You can see who clicked, what they clicked on and easily assess your response rate and ROI. Yet, despite all these advantages, many insurance email campaigns aren’t as successful as they could be. If you have a nagging feeling that your campaigns could do better, these insurance marketing ideas may help solve the problem:
1. The subject line doesn’t produce opens
Just like
direct mail, email has to be opened before it can effectively do its job. The best subject lines are short (50 characters or less) and relevant. They should convey a benefit or evoke curiosity, but they should not read like a sales pitch. Also, for best deliverability, avoid spam words.
2. The headline isn’t compelling
It happens every day. The insurance industry’s leading companies squander the most important sales real estate — the email header. You have three seconds, maybe less. Make sure your header
has an interesting image and a headline focused on you that hooks the reader.
3. There’s no offer or call to action
You have to give readers a reason to click.

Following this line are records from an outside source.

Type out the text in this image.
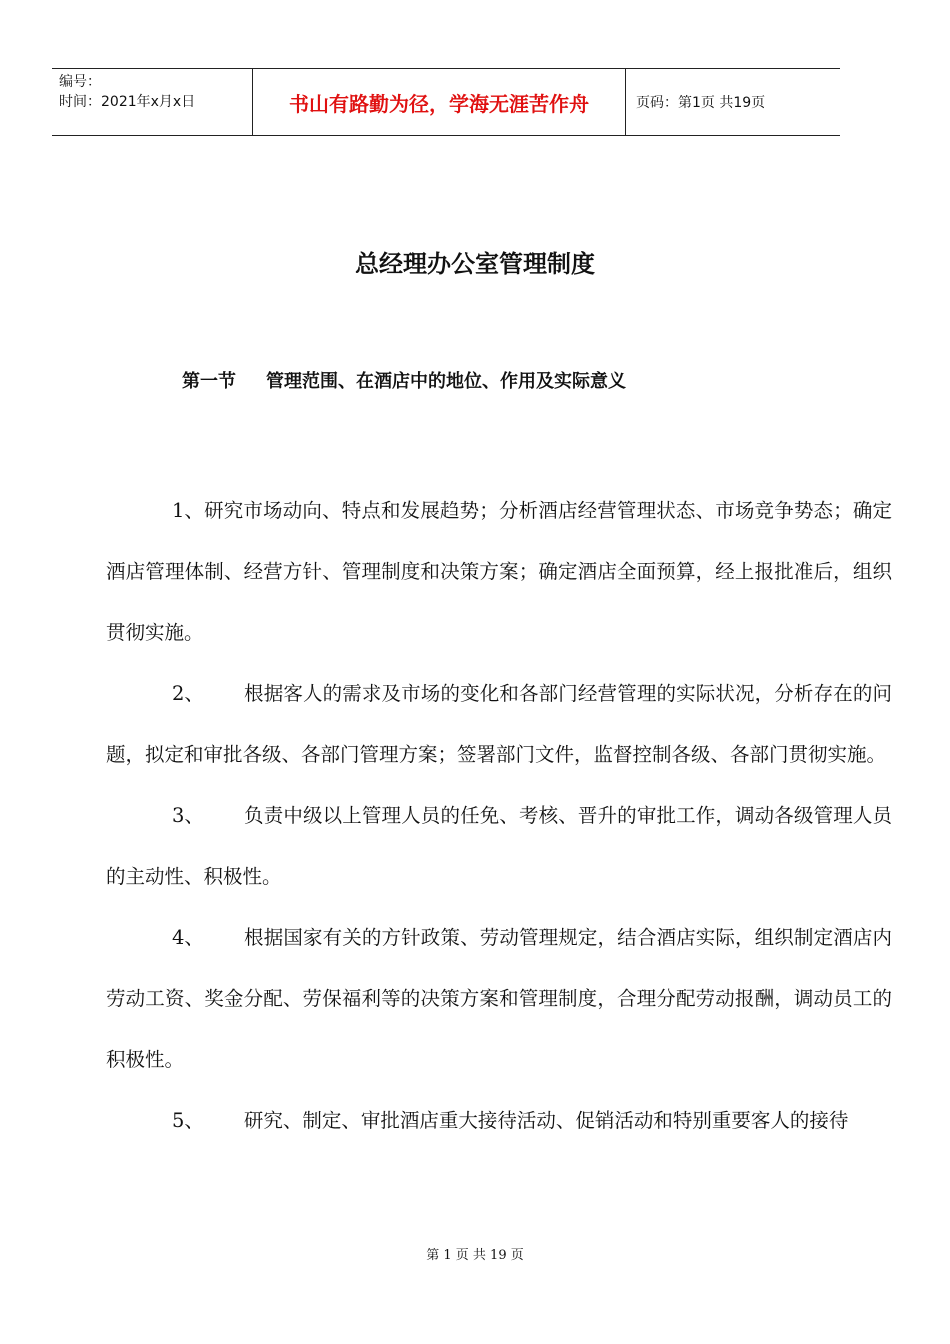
编号：
时间：2021年x月x日	书山有路勤为径，学海无涯苦作舟	页码：第1页 共19页
总经理办公室管理制度
第一节 管理范围、在酒店中的地位、作用及实际意义

1、研究市场动向、特点和发展趋势；分析酒店经营管理状态、市场竞争势态；确定酒店管理体制、经营方针、管理制度和决策方案；确定酒店全面预算，经上报批准后，组织贯彻实施。

2、 根据客人的需求及市场的变化和各部门经营管理的实际状况，分析存在的问题，拟定和审批各级、各部门管理方案；签署部门文件，监督控制各级、各部门贯彻实施。

3、 负责中级以上管理人员的任免、考核、晋升的审批工作，调动各级管理人员的主动性、积极性。

4、 根据国家有关的方针政策、劳动管理规定，结合酒店实际，组织制定酒店内劳动工资、奖金分配、劳保福利等的决策方案和管理制度，合理分配劳动报酬，调动员工的积极性。

5、 研究、制定、审批酒店重大接待活动、促销活动和特别重要客人的接待

第 1 页 共 19 页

If you add a free offer such as a white paper, case study, report, webinar or sales tool, your click rate will soar — sometimes by 200 percent or more compared to the same email with no offer. Your email has one role: to entice a reader to step into your sales funnel by completing a form. Then it’s up to your sales and marketing people to nurture the lead and close the deal.
4. The email is too long
Short emails always perform better than long. I’ve seen this proven time and again. You get one introductory paragraph, and then you need to get to the offer. Leave the details for the landing
page.
5. There aren’t enough places to click through
I like emails that give the reader three to five places to click. The more links and buttons you have, the more click through you’ll get.
6. The button or call to action is below the fold
Don’t make them scroll to click.
7. The email design isn’t mobile friendly
More than half of your audience is viewing your email from a smart phone. Before you send to the masses, see what it looks like on your phone. If you have giant blank white squares where images should be, or you have to scroll around to see the point of the email, go back to the drawing board.
8. Your list is bad
When it comes to
email lists, you generally get what you pay for. If someone is offering to sell a list for below market rate, run – it probably won’t perform. Use opted-in lists from reputable sources.
9. You’re hoping for a one-hit wonder
As with all types of marketing, repetition and familiarity build response. If you consistently provide good, helpful information, you’ll build trust and clicks. Once you get a lead in the door, keep nurturing the lead with helpful, personalized follow up emails.
10. Your creative is stale
You can’t rerun the same email four times in a month. Ideally, you should wait six to eight weeks before resending an email to the same audience.
If you want better email marketing results, take a close look at these 10 items. Chances are good that at least one item on this list is undermining your efforts.